Presa ao cinto de segurança do ônibus escolar por cerca de quatro horas. Foi assim que uma criança de apenas dois anos e dois meses passou a tarde, enquanto deveria estar na escola, em Anchieta. 

Ao jornal A Tribuna, a mãe, a vendedora Jenepher da Matta, 27 anos, foi quem descobriu que o filho, João Davi, teria sido esquecido dentro do veículo. “Eu levei meu filho no ponto às 12h30. A cuidadora do ônibus pegou ele da minha mão e colocou ele dentro do ônibus. Eles colocam cinto nas crianças. Às 16h10, cheguei à escola para levar um casaco para meu filho. Descobri que ele não estava na escola”, conta a mãe.

Os pais com o filho no colo novamente. Foto: Roberta Bourguignon/ Jornal A Tribuna

Desesperada, Jenepher disse que entrou em contato com o marido, o servidor público Michel Pintor da Silva, 28, que chegou a pensar que o filho estivesse sido sequestrado. “Não conseguíamos pensar em outra coisa. Minha esposa entregou ele nas mãos da cuidadora e simplesmente meu filho não foi entregue à escola. Foi desesperador”, revela o pai.

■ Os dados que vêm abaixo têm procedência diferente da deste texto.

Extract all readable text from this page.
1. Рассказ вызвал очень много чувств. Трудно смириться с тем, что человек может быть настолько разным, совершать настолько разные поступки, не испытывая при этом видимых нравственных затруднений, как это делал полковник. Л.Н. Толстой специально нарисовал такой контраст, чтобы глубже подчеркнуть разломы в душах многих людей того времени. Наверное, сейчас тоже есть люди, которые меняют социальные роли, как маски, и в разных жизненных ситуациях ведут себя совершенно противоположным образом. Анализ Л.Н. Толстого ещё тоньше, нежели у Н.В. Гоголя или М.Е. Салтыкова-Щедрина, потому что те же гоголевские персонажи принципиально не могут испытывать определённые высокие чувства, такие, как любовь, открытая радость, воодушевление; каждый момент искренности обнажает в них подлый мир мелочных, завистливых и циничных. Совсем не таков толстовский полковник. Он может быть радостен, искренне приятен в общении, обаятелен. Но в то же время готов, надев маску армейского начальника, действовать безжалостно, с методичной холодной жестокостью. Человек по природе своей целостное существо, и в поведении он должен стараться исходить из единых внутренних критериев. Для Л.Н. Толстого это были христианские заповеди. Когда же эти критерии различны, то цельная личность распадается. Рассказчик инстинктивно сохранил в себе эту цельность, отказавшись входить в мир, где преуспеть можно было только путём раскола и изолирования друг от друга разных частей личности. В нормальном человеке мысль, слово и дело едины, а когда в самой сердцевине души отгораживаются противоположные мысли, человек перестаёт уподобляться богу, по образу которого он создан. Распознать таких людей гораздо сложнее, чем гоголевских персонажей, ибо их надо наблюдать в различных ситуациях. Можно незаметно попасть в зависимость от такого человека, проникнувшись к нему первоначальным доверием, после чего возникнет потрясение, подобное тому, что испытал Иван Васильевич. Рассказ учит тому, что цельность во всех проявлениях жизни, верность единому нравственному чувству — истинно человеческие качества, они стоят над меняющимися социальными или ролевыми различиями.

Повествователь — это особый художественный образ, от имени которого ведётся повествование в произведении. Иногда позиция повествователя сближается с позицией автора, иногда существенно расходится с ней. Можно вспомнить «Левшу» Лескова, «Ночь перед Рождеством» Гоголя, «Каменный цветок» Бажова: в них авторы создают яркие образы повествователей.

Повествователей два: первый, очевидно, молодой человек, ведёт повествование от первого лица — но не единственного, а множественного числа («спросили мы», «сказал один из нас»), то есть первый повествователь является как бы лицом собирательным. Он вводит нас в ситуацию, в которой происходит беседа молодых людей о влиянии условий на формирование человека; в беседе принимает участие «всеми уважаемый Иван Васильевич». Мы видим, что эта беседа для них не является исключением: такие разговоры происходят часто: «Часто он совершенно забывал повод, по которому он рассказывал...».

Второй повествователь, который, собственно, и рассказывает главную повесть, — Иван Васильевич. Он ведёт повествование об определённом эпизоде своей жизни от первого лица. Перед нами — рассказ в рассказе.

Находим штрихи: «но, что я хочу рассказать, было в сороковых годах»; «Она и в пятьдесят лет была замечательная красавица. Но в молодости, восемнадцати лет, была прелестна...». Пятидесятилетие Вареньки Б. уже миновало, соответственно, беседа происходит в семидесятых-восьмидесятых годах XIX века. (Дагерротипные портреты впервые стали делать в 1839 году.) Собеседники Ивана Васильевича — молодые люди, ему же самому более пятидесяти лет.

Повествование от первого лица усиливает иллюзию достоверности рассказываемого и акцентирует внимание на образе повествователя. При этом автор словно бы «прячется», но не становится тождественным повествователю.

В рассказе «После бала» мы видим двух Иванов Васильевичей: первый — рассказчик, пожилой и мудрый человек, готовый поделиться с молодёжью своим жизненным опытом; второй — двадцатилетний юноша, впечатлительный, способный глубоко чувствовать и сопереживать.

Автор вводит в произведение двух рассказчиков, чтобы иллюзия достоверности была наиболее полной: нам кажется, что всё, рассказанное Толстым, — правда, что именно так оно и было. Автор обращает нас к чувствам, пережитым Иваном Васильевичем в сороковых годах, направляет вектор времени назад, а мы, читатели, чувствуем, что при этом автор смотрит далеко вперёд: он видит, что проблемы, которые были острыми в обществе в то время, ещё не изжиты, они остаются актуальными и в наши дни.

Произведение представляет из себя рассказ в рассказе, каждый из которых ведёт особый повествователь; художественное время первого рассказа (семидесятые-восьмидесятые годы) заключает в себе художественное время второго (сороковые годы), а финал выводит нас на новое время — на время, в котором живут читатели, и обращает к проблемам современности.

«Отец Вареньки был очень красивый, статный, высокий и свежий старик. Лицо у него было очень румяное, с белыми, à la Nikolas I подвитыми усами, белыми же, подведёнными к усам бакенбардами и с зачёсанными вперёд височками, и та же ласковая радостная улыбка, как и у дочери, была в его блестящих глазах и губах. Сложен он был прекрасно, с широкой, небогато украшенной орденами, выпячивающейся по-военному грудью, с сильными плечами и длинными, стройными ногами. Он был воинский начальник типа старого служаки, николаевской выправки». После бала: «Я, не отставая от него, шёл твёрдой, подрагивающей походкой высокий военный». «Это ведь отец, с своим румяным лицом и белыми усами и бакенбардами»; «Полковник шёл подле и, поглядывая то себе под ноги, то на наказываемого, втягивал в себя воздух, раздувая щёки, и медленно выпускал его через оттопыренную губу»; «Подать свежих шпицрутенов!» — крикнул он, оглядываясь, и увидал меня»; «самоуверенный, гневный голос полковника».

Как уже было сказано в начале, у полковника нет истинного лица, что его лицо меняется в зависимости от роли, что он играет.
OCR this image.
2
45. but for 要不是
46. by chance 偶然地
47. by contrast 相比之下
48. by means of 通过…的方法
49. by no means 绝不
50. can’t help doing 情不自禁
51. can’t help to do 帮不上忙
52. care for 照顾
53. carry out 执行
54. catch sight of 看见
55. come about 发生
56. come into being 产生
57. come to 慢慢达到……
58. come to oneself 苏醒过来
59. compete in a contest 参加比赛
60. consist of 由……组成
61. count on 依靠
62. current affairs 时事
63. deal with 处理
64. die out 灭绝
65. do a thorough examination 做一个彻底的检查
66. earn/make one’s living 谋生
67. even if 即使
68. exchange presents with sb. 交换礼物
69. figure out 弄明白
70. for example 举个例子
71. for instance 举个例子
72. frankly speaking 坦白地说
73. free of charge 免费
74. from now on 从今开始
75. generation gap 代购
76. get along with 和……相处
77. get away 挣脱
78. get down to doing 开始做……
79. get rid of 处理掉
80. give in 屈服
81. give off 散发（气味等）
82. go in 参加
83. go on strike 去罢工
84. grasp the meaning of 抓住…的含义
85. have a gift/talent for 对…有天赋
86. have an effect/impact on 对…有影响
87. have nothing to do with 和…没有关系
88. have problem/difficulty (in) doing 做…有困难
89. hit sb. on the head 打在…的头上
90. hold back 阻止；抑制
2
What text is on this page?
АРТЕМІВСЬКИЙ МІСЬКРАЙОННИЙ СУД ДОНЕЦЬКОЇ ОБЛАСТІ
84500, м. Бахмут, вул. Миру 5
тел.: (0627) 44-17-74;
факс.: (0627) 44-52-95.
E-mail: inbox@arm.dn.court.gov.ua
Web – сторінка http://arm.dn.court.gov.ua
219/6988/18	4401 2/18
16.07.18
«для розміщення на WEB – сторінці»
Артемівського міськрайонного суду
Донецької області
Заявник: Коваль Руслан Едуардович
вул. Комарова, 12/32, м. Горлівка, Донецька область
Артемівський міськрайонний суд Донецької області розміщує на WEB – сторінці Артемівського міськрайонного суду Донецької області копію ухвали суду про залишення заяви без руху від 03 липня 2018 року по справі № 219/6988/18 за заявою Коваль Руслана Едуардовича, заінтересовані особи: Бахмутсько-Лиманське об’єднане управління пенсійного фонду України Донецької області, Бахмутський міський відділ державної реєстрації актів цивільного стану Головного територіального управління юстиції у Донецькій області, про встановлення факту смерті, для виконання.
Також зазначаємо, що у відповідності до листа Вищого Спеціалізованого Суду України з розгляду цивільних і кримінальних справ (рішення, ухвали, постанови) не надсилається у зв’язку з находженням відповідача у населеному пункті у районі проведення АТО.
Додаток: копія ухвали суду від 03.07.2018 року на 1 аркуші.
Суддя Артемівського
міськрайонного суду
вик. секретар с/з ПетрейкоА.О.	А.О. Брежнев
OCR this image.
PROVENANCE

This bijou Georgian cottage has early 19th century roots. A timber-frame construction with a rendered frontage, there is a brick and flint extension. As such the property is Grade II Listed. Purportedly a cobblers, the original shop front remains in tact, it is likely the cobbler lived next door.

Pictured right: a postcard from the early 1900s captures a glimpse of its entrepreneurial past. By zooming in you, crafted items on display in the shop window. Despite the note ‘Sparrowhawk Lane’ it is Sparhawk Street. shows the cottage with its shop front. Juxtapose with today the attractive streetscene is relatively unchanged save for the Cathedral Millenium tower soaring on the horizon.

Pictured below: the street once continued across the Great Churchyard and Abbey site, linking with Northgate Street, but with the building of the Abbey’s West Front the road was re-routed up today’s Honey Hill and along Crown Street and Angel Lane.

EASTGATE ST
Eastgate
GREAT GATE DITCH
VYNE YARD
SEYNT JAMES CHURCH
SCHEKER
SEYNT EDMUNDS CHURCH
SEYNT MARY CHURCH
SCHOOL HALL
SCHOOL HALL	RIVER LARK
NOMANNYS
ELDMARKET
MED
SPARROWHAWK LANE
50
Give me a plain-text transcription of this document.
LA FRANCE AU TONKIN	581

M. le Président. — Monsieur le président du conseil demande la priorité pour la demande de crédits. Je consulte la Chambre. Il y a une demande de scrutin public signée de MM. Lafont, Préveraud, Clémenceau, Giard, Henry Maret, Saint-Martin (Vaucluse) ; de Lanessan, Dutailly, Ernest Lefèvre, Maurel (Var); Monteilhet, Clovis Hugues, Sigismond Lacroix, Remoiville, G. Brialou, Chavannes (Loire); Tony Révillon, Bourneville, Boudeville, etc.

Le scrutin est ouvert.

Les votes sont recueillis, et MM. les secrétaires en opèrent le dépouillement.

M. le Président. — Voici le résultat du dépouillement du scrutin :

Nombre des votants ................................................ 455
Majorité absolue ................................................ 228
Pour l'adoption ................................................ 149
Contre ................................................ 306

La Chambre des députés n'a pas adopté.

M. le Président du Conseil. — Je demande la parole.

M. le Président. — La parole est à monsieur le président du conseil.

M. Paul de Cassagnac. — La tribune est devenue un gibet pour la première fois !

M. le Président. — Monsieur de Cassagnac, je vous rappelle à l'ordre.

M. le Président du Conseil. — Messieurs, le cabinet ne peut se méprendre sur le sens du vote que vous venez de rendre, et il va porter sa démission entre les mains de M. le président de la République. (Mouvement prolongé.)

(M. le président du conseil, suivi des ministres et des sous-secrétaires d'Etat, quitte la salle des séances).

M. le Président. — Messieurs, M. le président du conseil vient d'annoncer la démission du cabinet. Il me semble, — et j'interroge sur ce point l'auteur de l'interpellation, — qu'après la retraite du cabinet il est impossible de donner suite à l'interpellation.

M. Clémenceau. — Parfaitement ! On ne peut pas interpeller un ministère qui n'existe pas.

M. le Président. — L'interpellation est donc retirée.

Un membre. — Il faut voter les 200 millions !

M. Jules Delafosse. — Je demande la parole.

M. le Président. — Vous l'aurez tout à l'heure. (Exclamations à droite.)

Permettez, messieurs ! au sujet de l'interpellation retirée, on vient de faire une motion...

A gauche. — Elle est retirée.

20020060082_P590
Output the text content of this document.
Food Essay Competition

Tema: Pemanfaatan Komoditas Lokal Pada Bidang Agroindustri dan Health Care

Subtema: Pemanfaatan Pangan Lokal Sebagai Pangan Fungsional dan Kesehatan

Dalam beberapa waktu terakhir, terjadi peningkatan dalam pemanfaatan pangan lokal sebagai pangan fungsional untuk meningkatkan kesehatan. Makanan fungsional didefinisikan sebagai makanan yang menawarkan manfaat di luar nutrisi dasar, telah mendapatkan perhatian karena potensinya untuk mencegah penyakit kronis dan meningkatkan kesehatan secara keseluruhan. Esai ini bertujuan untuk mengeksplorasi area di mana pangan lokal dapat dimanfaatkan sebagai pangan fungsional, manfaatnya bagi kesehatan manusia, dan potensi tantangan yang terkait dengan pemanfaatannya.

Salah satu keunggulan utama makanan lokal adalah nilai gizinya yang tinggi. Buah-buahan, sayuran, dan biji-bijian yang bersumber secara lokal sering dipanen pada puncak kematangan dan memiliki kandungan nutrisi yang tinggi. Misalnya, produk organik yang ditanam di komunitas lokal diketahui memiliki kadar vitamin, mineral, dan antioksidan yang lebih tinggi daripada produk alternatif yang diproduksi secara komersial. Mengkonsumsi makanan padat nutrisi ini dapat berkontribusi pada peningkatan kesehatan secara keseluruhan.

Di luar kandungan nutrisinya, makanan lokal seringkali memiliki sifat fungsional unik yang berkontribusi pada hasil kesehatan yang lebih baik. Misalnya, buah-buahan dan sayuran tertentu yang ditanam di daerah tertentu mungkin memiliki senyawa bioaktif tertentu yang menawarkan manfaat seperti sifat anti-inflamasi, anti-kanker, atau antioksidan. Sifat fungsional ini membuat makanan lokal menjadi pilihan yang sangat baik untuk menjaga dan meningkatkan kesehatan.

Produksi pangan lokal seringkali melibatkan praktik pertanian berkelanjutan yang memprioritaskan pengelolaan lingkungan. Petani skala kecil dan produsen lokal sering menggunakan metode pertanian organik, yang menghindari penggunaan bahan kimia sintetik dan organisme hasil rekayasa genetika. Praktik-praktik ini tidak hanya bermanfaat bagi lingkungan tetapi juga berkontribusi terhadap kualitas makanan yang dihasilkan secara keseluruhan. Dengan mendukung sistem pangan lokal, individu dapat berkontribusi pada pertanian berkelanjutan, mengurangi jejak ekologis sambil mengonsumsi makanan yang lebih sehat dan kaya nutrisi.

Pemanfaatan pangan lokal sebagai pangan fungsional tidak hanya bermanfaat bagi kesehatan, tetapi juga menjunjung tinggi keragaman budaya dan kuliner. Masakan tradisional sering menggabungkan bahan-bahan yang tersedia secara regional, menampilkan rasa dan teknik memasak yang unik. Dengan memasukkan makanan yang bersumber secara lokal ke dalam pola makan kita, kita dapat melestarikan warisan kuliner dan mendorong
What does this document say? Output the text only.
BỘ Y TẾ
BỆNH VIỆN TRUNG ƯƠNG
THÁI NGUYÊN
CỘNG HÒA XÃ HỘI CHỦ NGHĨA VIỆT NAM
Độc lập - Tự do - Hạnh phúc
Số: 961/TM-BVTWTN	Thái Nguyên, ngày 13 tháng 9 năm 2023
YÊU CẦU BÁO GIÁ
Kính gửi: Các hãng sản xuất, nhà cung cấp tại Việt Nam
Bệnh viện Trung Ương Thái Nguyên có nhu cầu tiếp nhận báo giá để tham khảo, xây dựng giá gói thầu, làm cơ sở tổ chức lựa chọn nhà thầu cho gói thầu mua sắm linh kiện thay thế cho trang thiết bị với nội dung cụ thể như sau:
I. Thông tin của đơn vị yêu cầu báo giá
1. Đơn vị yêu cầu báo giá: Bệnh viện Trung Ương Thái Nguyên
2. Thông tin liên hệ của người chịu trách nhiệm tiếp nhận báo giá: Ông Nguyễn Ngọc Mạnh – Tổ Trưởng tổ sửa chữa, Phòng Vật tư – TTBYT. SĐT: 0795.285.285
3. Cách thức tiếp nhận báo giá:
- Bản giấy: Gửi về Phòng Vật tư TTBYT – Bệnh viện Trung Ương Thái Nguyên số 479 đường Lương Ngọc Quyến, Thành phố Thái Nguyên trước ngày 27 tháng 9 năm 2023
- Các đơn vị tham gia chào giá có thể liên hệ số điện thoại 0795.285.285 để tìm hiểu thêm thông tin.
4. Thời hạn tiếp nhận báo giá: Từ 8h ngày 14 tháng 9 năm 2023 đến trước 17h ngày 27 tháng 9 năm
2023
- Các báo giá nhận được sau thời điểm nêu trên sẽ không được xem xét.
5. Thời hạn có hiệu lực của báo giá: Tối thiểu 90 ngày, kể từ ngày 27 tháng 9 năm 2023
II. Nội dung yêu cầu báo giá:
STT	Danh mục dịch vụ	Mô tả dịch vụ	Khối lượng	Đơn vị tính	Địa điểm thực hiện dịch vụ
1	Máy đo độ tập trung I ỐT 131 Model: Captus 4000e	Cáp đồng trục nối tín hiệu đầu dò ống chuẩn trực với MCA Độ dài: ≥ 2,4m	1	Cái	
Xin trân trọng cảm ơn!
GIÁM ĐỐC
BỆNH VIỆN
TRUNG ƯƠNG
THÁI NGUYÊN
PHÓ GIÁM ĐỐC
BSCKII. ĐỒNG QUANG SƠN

A família procurou a Secretaria da Educação, e resolveu seguir para o local onde os ônibus ficam estacionados. Ao chegar no lugar, de imediato encontrou a criança no colo da cuidadora e do motorista. “Eles tinham acabado de encontrar meu filho ali, porque a cidade começou a se movimentar para saber sobre a criança. Ele estava todo molhado de xixi, muito assustado e com sede. Foi desesperador”, disse a mãe.

E o pai completa. “Mal posso imaginar o quanto meu filho gritou e chorou por ter ficado amarrado no cinto de segurança, sem conseguir sair, por quase quatro horas. Precisamos que a prefeitura tome providências em relação a isso. Não pode repetir jamais”, declara Michel.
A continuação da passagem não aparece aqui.